Pernikahan itu diresmikan pada 17 Agustus 1791. Isteri barunya itu
diberi kedudukan sebagai permaisuri dengan gelar Gusti Kanjeng Ratu
(GKR) Kenconowungu. Putra Sunan Pakubuwono IV, GRM Sugandi yang sejak
kecil tak pernah merasakan belaian kasih saying ibu, menyambut baik
pernikahan ayahnya itu, dan bahkan menghormati permaisuri itu tak kurang
laksana kepada ibunya sendiri. Dari pernikahan itu, Sunan Pakubuwono IV
memperoleh 2 anak, yaitu Pangeran Purboyo dan GKR Pembayun.

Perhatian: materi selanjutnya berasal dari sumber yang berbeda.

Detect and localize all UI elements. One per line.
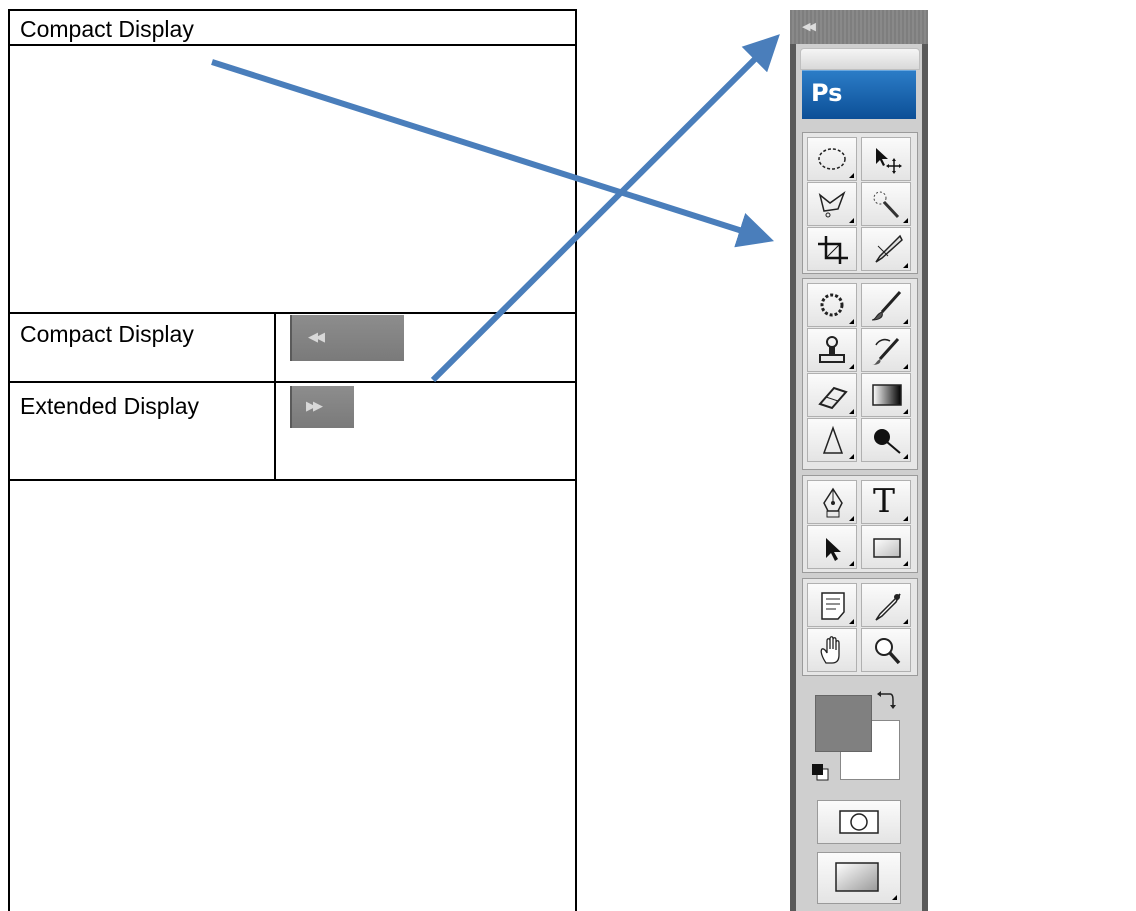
screen-mode-button[interactable] [817,852,901,904]
eraser-tool-icon [818,386,848,410]
table-border-right [575,9,577,911]
history-brush-tool-icon [872,337,900,365]
gradient-tool[interactable] [861,373,911,417]
foreground-color-swatch[interactable] [815,695,872,752]
move-tool[interactable] [861,137,911,181]
tool-group-selection [802,132,918,274]
double-chevron-left-icon: ◀◀ [802,20,816,33]
eraser-tool[interactable] [807,373,857,417]
table-border-top [8,9,576,11]
pen-tool[interactable] [807,480,857,524]
tool-group-vector: T [802,475,918,573]
annotation-arrows [211,34,780,383]
brush-tool[interactable] [861,283,911,327]
path-selection-tool[interactable] [807,525,857,569]
zoom-tool[interactable] [861,628,911,672]
rectangle-tool[interactable] [861,525,911,569]
rectangle-tool-icon [873,538,901,558]
tool-group-painting [802,278,918,470]
crop-tool-icon [818,236,848,264]
hand-tool-icon [820,636,840,664]
quick-mask-button[interactable] [817,800,901,844]
pen-tool-icon [823,487,843,518]
quick-selection-tool[interactable] [861,182,911,226]
toolbar-grip[interactable] [800,48,920,70]
double-chevron-left-icon: ◀◀ [308,330,325,345]
slice-tool[interactable] [861,227,911,271]
eyedropper-tool-icon [875,593,901,621]
toolbar-collapse-header[interactable]: ◀◀ [790,10,928,44]
spot-healing-brush-tool-icon [820,293,844,317]
polygonal-lasso-tool-icon [818,190,846,218]
arrow-compact-to-toolbar [211,59,775,248]
spot-healing-brush-tool[interactable] [807,283,857,327]
notes-tool-icon [821,592,845,620]
move-tool-icon [876,148,902,174]
gradient-tool-icon [872,384,902,406]
row-label-extended: Extended Display [20,393,199,419]
swap-colors-icon[interactable] [876,690,898,712]
photoshop-logo-text: Ps [811,79,843,107]
table-divider [8,312,576,314]
elliptical-marquee-tool-icon [818,148,846,170]
table-divider [8,479,576,481]
dodge-tool-icon [874,429,901,454]
blur-tool[interactable] [807,418,857,462]
elliptical-marquee-tool[interactable] [807,137,857,181]
table-column-divider [274,312,276,480]
photoshop-logo: Ps [802,70,916,119]
blur-tool-icon [822,425,844,454]
table-divider [8,44,576,46]
hand-tool[interactable] [807,628,857,672]
type-tool[interactable]: T [861,480,911,524]
zoom-tool-icon [875,638,901,665]
brush-tool-icon [871,290,902,321]
crop-tool[interactable] [807,227,857,271]
type-tool-icon: T [873,481,896,520]
clone-stamp-tool[interactable] [807,328,857,372]
tool-group-navigation [802,578,918,676]
dodge-tool[interactable] [861,418,911,462]
screen-mode-icon [835,862,879,892]
row-label-compact: Compact Display [20,321,194,347]
table-border-left [8,9,10,911]
slice-tool-icon [875,234,903,263]
default-colors-icon[interactable] [810,762,830,782]
history-brush-tool[interactable] [861,328,911,372]
quick-mask-icon [839,810,879,834]
polygonal-lasso-tool[interactable] [807,182,857,226]
notes-tool[interactable] [807,583,857,627]
arrow-button-to-header [430,34,780,383]
quick-selection-tool-icon [873,191,900,219]
double-chevron-right-icon: ▶▶ [306,399,323,414]
table-header-label: Compact Display [20,16,194,42]
clone-stamp-tool-icon [819,336,845,363]
table-divider [8,381,576,383]
expand-button-sample[interactable]: ▶▶ [290,386,354,428]
collapse-button-sample[interactable]: ◀◀ [290,315,404,361]
path-selection-tool-icon [826,538,841,561]
eyedropper-tool[interactable] [861,583,911,627]
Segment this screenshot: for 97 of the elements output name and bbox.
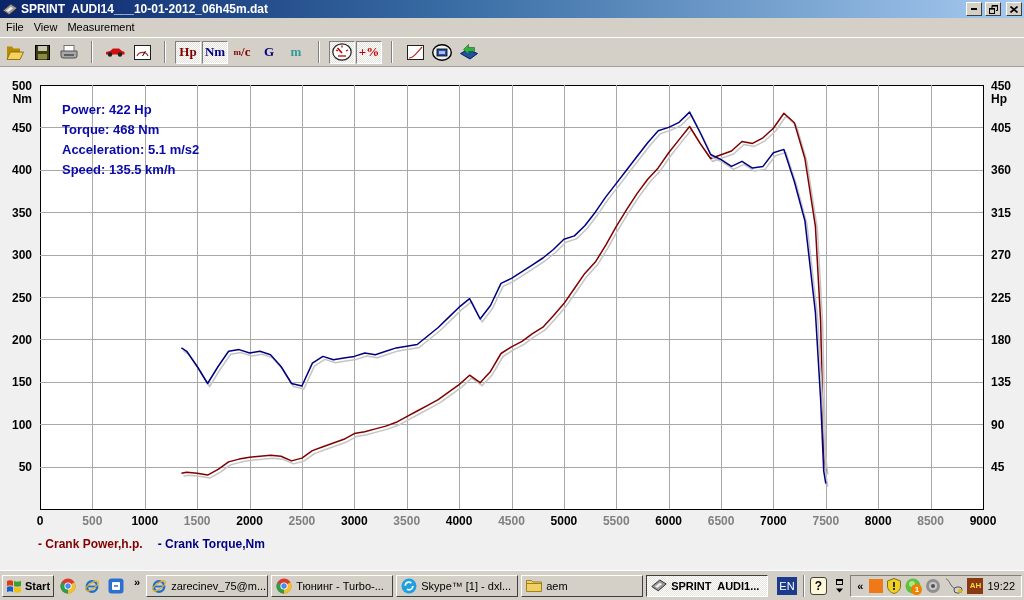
dial-chart-icon	[133, 44, 151, 60]
axis-tick-label: 1000	[131, 514, 159, 528]
toolbar-button[interactable]: Hp	[175, 40, 201, 64]
toolbar-button[interactable]	[329, 40, 355, 64]
shield-icon[interactable]	[887, 577, 902, 594]
axis-tick-label: 500	[11, 78, 32, 93]
speedometer-icon	[332, 43, 352, 61]
start-button[interactable]: Start	[2, 574, 55, 597]
taskbar-button[interactable]: aem	[521, 574, 644, 597]
legend-item: - Crank Torque,Nm	[157, 537, 265, 551]
axis-tick-label: 100	[11, 417, 32, 432]
axis-tick-label: 315	[991, 205, 1012, 220]
readout-text: Torque: 468 Nm	[62, 121, 161, 139]
axis-tick-label: 500	[82, 514, 103, 528]
axis-tick-label: 1500	[183, 514, 211, 528]
notification-badge: 1	[911, 583, 923, 595]
mouse-icon[interactable]	[945, 577, 964, 594]
axis-tick-label: 250	[11, 290, 32, 305]
axis-tick-label: 5000	[550, 514, 578, 528]
round-logo-icon	[401, 577, 418, 594]
axis-tick-label: 0	[36, 514, 44, 528]
axis-tick-label: 4000	[445, 514, 473, 528]
display-icon	[432, 43, 452, 61]
window-arrow-icon[interactable]	[835, 578, 845, 593]
axis-tick-label: 225	[991, 290, 1012, 305]
axis-tick-label: 7500	[812, 514, 840, 528]
axis-tick-label: 360	[991, 163, 1012, 178]
axis-tick-label: 5500	[602, 514, 630, 528]
axis-tick-label: 300	[11, 248, 32, 263]
axis-tick-label: 405	[991, 120, 1012, 135]
browser-icon	[60, 577, 77, 594]
help-button[interactable]: ?	[809, 576, 828, 595]
axis-tick-label: 2000	[236, 514, 263, 528]
axis-tick-label: 150	[11, 375, 32, 390]
minimize-button[interactable]	[966, 2, 982, 16]
axis-tick-label: 350	[11, 205, 32, 220]
chip-arrow-icon	[459, 44, 479, 60]
clock[interactable]: 19:22	[987, 579, 1015, 592]
taskbar-button[interactable]: zarecinev_75@m...	[146, 574, 269, 597]
car-icon	[105, 47, 125, 57]
tray-app-tile[interactable]: AH	[967, 577, 984, 594]
close-icon	[1010, 5, 1018, 13]
taskbar-button[interactable]: Skype™ [1] - dxl...	[396, 574, 519, 597]
close-button[interactable]	[1006, 2, 1022, 16]
folder-icon	[526, 579, 543, 592]
menu-item[interactable]: Measurement	[62, 19, 140, 36]
axis-tick-label: 3500	[393, 514, 421, 528]
restore-button[interactable]	[985, 2, 1001, 16]
axis-tick-label: 7000	[760, 514, 787, 528]
axis-tick-label: 45	[991, 460, 1005, 475]
axis-unit-label: Nm	[12, 92, 32, 106]
app-icon	[108, 577, 125, 594]
readout-text: Power: 422 Hp	[62, 101, 153, 119]
orbit-icon	[84, 577, 101, 594]
axis-tick-label: 90	[991, 417, 1005, 432]
axis-tick-label: 270	[991, 248, 1012, 263]
device-icon	[2, 2, 18, 16]
axis-tick-label: 200	[11, 332, 32, 347]
windows-flag-icon	[6, 578, 22, 593]
window-title: SPRINT AUDI14___10-01-2012_06h45m.dat	[21, 1, 269, 17]
axis-unit-label: Hp	[991, 92, 1007, 106]
taskbar-button[interactable]: Тюнинг - Turbo-...	[271, 574, 394, 597]
axis-tick-label: 4500	[498, 514, 525, 528]
menu-item[interactable]: File	[1, 19, 29, 36]
folder-open-icon	[6, 44, 24, 60]
axis-tick-label: 3000	[341, 514, 368, 528]
device-icon	[651, 579, 668, 592]
axis-tick-label: 50	[18, 460, 32, 475]
orbit-icon	[151, 577, 168, 594]
toolbar-button[interactable]: +%	[356, 40, 382, 64]
axis-tick-label: 2500	[288, 514, 316, 528]
axis-tick-label: 400	[11, 163, 32, 178]
curve-chart-icon	[406, 44, 424, 60]
axis-tick-label: 450	[991, 78, 1012, 93]
restore-icon	[988, 4, 998, 14]
axis-tick-label: 450	[11, 120, 32, 135]
axis-tick-label: 9000	[969, 514, 997, 528]
toolbar-button[interactable]: G	[256, 40, 282, 64]
menu-item[interactable]: View	[28, 19, 63, 36]
readout-text: Acceleration: 5.1 m/s2	[62, 141, 200, 159]
axis-tick-label: 8500	[917, 514, 944, 528]
axis-tick-label: 135	[991, 375, 1012, 390]
more-button[interactable]: »	[134, 576, 141, 588]
taskbar-button[interactable]: SPRINT AUDI1...	[646, 574, 769, 597]
speaker-icon[interactable]	[925, 577, 942, 594]
printer-icon	[60, 45, 78, 59]
toolbar-button[interactable]: Nm	[202, 40, 228, 64]
axis-tick-label: 8000	[864, 514, 892, 528]
legend-item: - Crank Power,h.p.	[38, 537, 143, 551]
minimize-icon	[971, 8, 977, 10]
axis-tick-label: 180	[991, 332, 1012, 347]
axis-tick-label: 6500	[707, 514, 735, 528]
language-indicator[interactable]: EN	[777, 576, 797, 595]
tray-expand-button[interactable]: «	[857, 579, 864, 592]
axis-tick-label: 6000	[655, 514, 682, 528]
readout-text: Speed: 135.5 km/h	[62, 161, 177, 179]
browser-icon	[276, 577, 293, 594]
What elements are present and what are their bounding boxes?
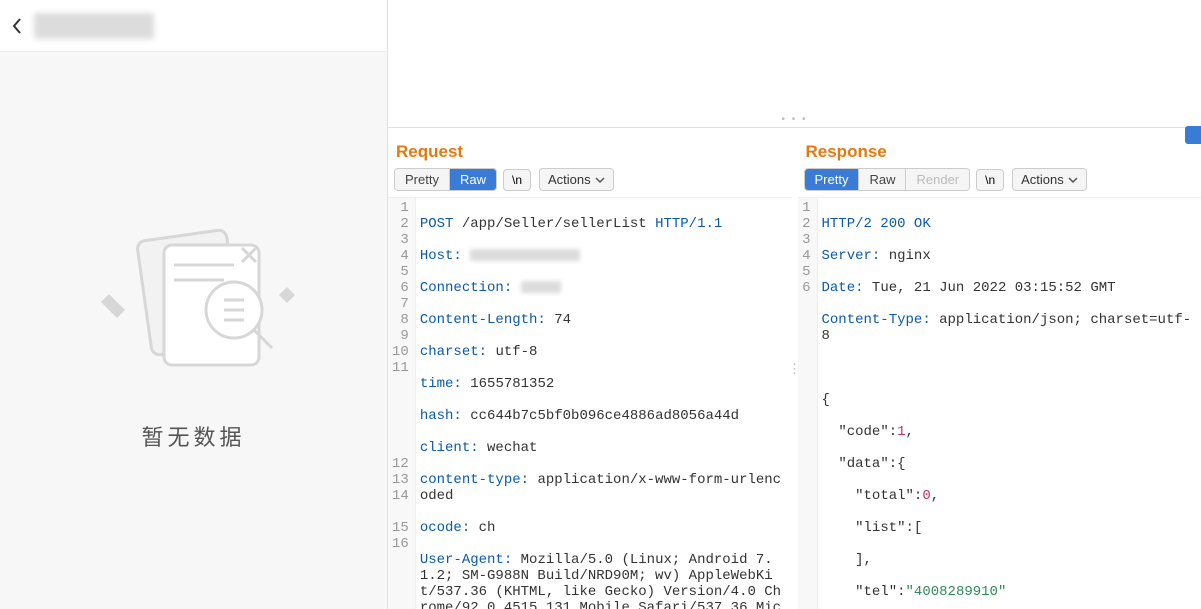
request-tabs: Pretty Raw \n Actions — [388, 168, 792, 198]
app-root: 暂无数据 • • • Request Pretty Raw \n Actions — [0, 0, 1201, 609]
request-actions-menu[interactable]: Actions — [539, 168, 614, 191]
left-title-redacted — [34, 13, 154, 39]
chevron-left-icon — [11, 17, 23, 35]
response-tabs: Pretty Raw Render \n Actions — [798, 168, 1201, 198]
redacted-host — [470, 249, 580, 261]
tab-raw[interactable]: Raw — [858, 169, 905, 190]
chevron-down-icon — [595, 177, 605, 183]
response-panel: Response Pretty Raw Render \n Actions — [798, 128, 1201, 609]
empty-text: 暂无数据 — [141, 420, 245, 452]
redacted-connection — [521, 281, 561, 293]
response-view-segment: Pretty Raw Render — [804, 168, 971, 191]
top-blank-area: • • • — [388, 0, 1201, 128]
response-gutter: 123456 — [798, 198, 818, 609]
newline-toggle[interactable]: \n — [503, 169, 531, 191]
response-code[interactable]: 123456 HTTP/2 200 OK Server: nginx Date:… — [798, 198, 1201, 609]
actions-label: Actions — [548, 172, 591, 187]
tab-raw[interactable]: Raw — [449, 169, 496, 190]
empty-illustration — [84, 210, 304, 390]
actions-label: Actions — [1021, 172, 1064, 187]
back-button[interactable] — [8, 17, 26, 35]
newline-toggle[interactable]: \n — [976, 169, 1004, 191]
response-code-text: HTTP/2 200 OK Server: nginx Date: Tue, 2… — [818, 198, 1201, 609]
tab-pretty[interactable]: Pretty — [805, 169, 859, 190]
request-panel: Request Pretty Raw \n Actions 1234567891… — [388, 128, 792, 609]
panel-badge-icon[interactable] — [1185, 126, 1201, 144]
request-code-text: POST /app/Seller/sellerList HTTP/1.1 Hos… — [416, 198, 792, 609]
request-code[interactable]: 12345678910111213141516 POST /app/Seller… — [388, 198, 792, 609]
request-view-segment: Pretty Raw — [394, 168, 497, 191]
request-title: Request — [388, 128, 792, 168]
empty-state: 暂无数据 — [0, 52, 387, 609]
panels-row: Request Pretty Raw \n Actions 1234567891… — [388, 128, 1201, 609]
response-actions-menu[interactable]: Actions — [1012, 168, 1087, 191]
left-header — [0, 0, 387, 52]
tab-render[interactable]: Render — [905, 169, 969, 190]
tab-pretty[interactable]: Pretty — [395, 169, 449, 190]
left-panel: 暂无数据 — [0, 0, 388, 609]
chevron-down-icon — [1068, 177, 1078, 183]
horizontal-drag-handle[interactable]: • • • — [781, 114, 807, 125]
right-side: • • • Request Pretty Raw \n Actions — [388, 0, 1201, 609]
response-title: Response — [798, 128, 1201, 168]
request-gutter: 12345678910111213141516 — [388, 198, 416, 609]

Sepuluh tahun kemudian, pada 13 Agustus 1792 GRM
Sugandi diangkat ayahnya menjadi putra mahkota dan kemudian bergelar
Pangeran Adipati Anom. Saat itu usia GRM Sugandi sudah menginjak 7 tahun
8 bulan. Kedudukan itu dikukuhkan lagi pada 11 Juli 1796,
Sesudah memperoleh kedudukan sebagai calon raja
itulah, Pangeran Adipati Anom kemudian belajar banyak hal mengenai ilmu
keprajuritan, tata pemerintahan, dan tak ketinggalan bahasa dan sastra
Jawa. Untuk yang terakhir ini, sang pangeran tiada memperoleh kesulitan
mengingat sang ayah adalah raja tetapi berjiwa pujangga dengan banyak
menyajikan karya sastra yang tinggi pengaruhnya terhadap peradaban
kerajaan. Kelak sang pangeran ini akan mampu melahirkan karya sastra
yang dewasa ini termasyur sebagi ensiklopedia ilmu pengetahuan dan
diberi nama “Serat Centhini.” Bahkan tidak segan-segan sang ayah sendiri
yang memberikan pengajaran soal keutamaan dan keluhuran peran sebagai
seorang raja. Sang ayah juga yang kemudian mencarikan isteri bagi putera
mahkota tersebut yaitu seorang putrid dari Raden Mas Haryo
Joyodiningrat, kerabat Kasunanan Surakarta.
Keris Pusaka
Akibat semangat dalam menerima ajaran-ajaran
keluruhan ilmu pengetahuan dan kesusasteraan itu, Pangeran Adipati Anom
kemudian tumbuh menjadi sosok yang cerdas dan kaya inisiatif. Bahkan,
dalam suatu kesempatan tersendiri, sang pangeran secara terampil mampu
membuat sebuah keris. Dan keris itu sedemikian indahnya dan terbuat dari
serpihan logam meriam Kyai Guntur Geni, pusaka di masa Sunan Pakubuwana
II saat masih bertahta di Keraton Kartosura. Konon meriam itu memiliki
kesaktian yang luar biasa dan saat pemberontakan Raden Mas Garendi
(kelak bergelar Sunan Kuning), pusaka itu dijadikan senjata andalan,
tetapi rusak.
Ketika Sunan Pakubuwono IV tahu hasil keterampilan
putranya tersebut, beliau meminta keris itu dijadikan pusaka kerajaan
dan diberi nama Kanjeng Kyai Kaget. Nama ini berasal dari suara hati
sang raja yang kagum dengan keterampilan sang putra mahkota dalam
menghasilkan pusaka dengan keindahan yang luar biasa.